When you hit “publish” on a new post, how many copies of that post exist on your site? How about on the Web?
The truth is that there is no way to know exactly how many copies of your post you create because every theme and every site are different in this area. However, depending on your setup, you can create more than a dozen copies of the work on your site and that can create a serious headache both for yourself and for the search engines.
Duplicate content may not be the extreme danger it once was but it is a lurking problem for bloggers and other webmasters alike. However, it isn’t a simple one to stop, especially considering that the issue isn’t limited to what is going on with your site but can be amplified by the actions of others sites, including those you don’t control.
It’s worth taking a moment, if you haven’t already, to understand duplicate content, how it works and, most importantly, how to avoid it.
Duplicate content is when the same or very similar content appears on multiple pages or multiple sites. As said by Ozh, the search engines don’t like this as there is no point in listing the same content multiple times in its results. There is no benefit to the users in doing that.
So what the search engines attempt to do is find the “best” version of the content, link to it and penalize the rest. This will include either lowering the other copies in the ranking or, in other cases, banishing them using the duplicate content filter.
If you’ve ever seen the notice at the footer of a Google results page that “In order to show you the most relevant results, we have omitted some entries very similar to the XXX already displayed.
If you like, you can repeat the search with the omitted results included.” you have witnessed this filter in action.

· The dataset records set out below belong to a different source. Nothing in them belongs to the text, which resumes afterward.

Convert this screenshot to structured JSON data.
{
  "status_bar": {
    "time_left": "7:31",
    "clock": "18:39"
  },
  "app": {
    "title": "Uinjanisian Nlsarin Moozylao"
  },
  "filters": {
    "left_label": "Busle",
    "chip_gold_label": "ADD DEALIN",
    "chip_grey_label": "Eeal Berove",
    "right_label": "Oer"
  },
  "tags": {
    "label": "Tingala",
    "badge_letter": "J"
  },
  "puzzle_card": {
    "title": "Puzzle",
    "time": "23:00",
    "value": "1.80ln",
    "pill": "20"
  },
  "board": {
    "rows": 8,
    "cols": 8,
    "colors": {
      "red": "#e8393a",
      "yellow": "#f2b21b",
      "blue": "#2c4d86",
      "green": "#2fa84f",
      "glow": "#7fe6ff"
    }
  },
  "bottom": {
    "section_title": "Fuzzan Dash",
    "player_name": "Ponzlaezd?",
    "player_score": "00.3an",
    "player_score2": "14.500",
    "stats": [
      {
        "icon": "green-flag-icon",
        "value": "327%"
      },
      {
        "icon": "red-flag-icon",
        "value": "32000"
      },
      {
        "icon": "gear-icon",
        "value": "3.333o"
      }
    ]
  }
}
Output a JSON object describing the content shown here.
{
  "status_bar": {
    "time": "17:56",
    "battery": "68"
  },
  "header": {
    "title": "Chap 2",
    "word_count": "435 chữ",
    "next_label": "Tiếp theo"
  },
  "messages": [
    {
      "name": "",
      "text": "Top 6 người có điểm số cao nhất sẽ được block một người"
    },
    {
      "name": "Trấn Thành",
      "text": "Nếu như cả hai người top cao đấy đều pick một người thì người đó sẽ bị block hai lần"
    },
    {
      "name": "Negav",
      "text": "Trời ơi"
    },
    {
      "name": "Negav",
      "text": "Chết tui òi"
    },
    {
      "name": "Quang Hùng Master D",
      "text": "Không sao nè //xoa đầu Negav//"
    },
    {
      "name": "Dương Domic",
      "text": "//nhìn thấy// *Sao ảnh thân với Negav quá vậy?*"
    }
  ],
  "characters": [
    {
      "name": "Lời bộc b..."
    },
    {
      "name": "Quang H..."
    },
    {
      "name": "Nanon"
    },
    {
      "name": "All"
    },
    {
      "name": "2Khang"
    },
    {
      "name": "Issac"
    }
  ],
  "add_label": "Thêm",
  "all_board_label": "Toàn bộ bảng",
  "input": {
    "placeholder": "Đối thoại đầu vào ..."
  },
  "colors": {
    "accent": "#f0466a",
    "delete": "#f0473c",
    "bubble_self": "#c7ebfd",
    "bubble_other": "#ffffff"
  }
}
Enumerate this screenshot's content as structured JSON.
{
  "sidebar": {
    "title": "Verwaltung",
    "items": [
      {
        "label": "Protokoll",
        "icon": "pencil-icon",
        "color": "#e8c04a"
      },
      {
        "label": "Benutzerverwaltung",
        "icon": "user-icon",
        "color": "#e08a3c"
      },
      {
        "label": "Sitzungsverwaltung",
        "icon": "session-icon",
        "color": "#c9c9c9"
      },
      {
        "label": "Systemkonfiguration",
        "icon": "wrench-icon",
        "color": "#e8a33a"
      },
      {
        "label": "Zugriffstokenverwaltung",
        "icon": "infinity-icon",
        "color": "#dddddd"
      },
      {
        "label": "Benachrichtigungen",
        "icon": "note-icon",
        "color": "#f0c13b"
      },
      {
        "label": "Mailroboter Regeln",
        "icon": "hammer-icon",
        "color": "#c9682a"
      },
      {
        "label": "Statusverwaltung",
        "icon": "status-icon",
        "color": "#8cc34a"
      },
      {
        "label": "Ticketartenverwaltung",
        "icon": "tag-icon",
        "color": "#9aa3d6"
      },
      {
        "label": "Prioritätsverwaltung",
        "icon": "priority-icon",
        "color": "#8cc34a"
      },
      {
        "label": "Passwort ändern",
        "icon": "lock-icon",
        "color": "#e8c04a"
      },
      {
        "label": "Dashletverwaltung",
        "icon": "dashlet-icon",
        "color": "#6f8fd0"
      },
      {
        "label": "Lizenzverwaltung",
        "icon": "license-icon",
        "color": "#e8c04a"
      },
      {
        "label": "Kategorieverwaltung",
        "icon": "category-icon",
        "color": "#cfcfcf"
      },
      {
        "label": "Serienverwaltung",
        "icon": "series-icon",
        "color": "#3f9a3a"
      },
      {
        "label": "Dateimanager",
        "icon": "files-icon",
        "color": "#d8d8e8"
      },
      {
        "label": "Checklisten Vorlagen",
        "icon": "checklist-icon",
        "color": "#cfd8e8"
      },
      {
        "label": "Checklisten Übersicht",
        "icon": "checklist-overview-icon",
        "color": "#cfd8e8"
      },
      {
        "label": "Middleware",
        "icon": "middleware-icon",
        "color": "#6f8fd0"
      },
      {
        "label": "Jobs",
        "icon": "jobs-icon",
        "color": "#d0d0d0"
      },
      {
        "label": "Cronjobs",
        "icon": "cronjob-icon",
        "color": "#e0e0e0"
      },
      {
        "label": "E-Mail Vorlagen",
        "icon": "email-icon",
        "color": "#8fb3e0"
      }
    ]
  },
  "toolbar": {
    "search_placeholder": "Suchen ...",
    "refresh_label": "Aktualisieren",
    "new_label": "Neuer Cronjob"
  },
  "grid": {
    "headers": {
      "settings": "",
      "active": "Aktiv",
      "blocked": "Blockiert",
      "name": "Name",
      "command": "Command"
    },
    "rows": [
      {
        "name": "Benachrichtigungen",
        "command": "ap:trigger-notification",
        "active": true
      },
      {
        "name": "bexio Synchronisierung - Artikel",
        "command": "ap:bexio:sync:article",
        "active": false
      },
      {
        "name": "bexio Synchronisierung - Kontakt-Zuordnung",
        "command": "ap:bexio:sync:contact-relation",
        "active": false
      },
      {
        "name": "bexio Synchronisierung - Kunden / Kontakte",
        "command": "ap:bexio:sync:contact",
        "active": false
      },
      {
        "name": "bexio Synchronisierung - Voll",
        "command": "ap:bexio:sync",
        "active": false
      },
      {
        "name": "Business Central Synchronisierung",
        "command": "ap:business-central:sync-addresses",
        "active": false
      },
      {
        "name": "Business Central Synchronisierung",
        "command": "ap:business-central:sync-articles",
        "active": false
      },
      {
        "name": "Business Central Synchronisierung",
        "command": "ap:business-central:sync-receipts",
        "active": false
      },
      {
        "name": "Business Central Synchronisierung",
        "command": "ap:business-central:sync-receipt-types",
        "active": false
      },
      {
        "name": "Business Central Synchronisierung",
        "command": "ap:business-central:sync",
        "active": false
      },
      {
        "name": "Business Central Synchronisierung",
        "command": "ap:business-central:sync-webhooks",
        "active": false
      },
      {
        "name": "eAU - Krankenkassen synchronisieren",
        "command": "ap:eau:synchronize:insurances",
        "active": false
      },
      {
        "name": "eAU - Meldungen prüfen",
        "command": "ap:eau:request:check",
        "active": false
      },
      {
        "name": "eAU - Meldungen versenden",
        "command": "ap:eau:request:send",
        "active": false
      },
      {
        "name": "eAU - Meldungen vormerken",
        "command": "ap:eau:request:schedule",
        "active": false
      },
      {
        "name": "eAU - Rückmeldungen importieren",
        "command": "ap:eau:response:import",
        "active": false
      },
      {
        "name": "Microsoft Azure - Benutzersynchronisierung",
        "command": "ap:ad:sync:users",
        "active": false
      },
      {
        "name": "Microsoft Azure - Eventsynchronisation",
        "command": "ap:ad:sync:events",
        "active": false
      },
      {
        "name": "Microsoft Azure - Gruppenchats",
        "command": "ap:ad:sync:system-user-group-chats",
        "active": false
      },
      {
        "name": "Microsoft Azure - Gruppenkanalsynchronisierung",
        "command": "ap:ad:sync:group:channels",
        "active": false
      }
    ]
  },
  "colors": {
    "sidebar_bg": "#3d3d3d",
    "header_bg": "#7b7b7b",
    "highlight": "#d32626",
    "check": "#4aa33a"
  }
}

The problem, however, is that duplicate content is very easy to create on accident. Depending on your theme, you can actually publish the same content to a dozen URLs or more on your site. For example, your tag pages, category pages, post page and archive page can all display the same content, forcing Google to choose the best one.
Likewise, other sites that pick up your content, whether legitimately or unlawfully, can create duplicate content issues as can you posting the same item to multiple sites.
The problem is that, while Google will try its best to pick the best version, it isn’t perfect and often gets it wrong. This is an especially big problem when dealing with new sites that aren’t well-established.
The penalty can range from simply having the ranking of the “real” version reduced erroneously to, in extreme cases, having your site treated like a spam blog that is simply shooting out the same content over and over again.
This makes it important to be aware of this problem and more important to try and prevent it from becoming a burden to your site.
How to Avoid It
Duplicate content is, unfortunately, not a straightforward problem to solve as there are three potential sources for trouble, your site, other sites you control and other sites outside of your control. Each require different strategies and a different approach.
That being said, here are some steps that you should take to try and avoid these issues when possible.
- Avoid www/non-www Conflicts: Right now there are two ways to visit most sites on the Web, www.domain.com and simply domain.com. Both of these versions of your URL can be indexed in Google, creating an exact copy of your site at two URLs. To prevent this you need to either redirect one to the other or tell Google which you prefer via Google Webmaster Tools.
- Truncate Non-Post Versions: Check and make sure your tag, category, archive and other non-individual post pages are only displaying an excerpt of the post. Usually, short previews of the content do not create duplicate content issues as Google favors the full version.
- Be Careful About Linking: Make sure that when you use short URLs they have a proper 301 redirect and that you don’t link to the same content using multiple URLs. Remember, duplicate content can only be an issue if Google sees the different URLs.
- Don’t Cross-Post Content: If you post the same article to multiple sites, especially in full, you risk duplicate content issues as Google will inevitably treat one as the original and axe the other, meaning one site’s growth will come at the expense of another. If you must cross-post, try to bar the search engines from indexing the one(s) that you don’t prefer.
- Deal with Harmful Infringement: If a site republishes your content but links to the original, odds are it won’t hurt you as Google takes that as a clear indication of which version is the trusted one. However, in some cases and especially without a link, an unauthorized copy can hurt you. If it does, deal with it and get the content removed from the Web or, if needed, from the search engines.
In short, what it all comes down to is ensuring that there is only one URL on your site that displays the full content and that your content elsewhere is either properly attributed with Google-visible links or is not indexed, possibly using meta tags or robots.txt files.
It’s a simple theory, but the problem is that, with so many issues to control, it can be intimidating to even get a good start. Fortunately, common sense is all that’s really necessary and a willingness to check your site and make sure some problems didn’t slip in under your radar.
The principles of duplicate content are easy to understand but the actual enforcement is very difficult. Do a search for any of your most popular blog posts and you’ll likely see the problem first hand. Between the way most blogging applications behave, other sites using your content and social media, it’s easy to put a single piece of content out on the Web dozens of times without trying.
Fortunately, it is a problem Google has been getting better at addressing but they are still far from perfect with it.
So, since Google doesn’t have all of the answers, it’s up to us to provide some of our own and try to keep this problem to a minimum.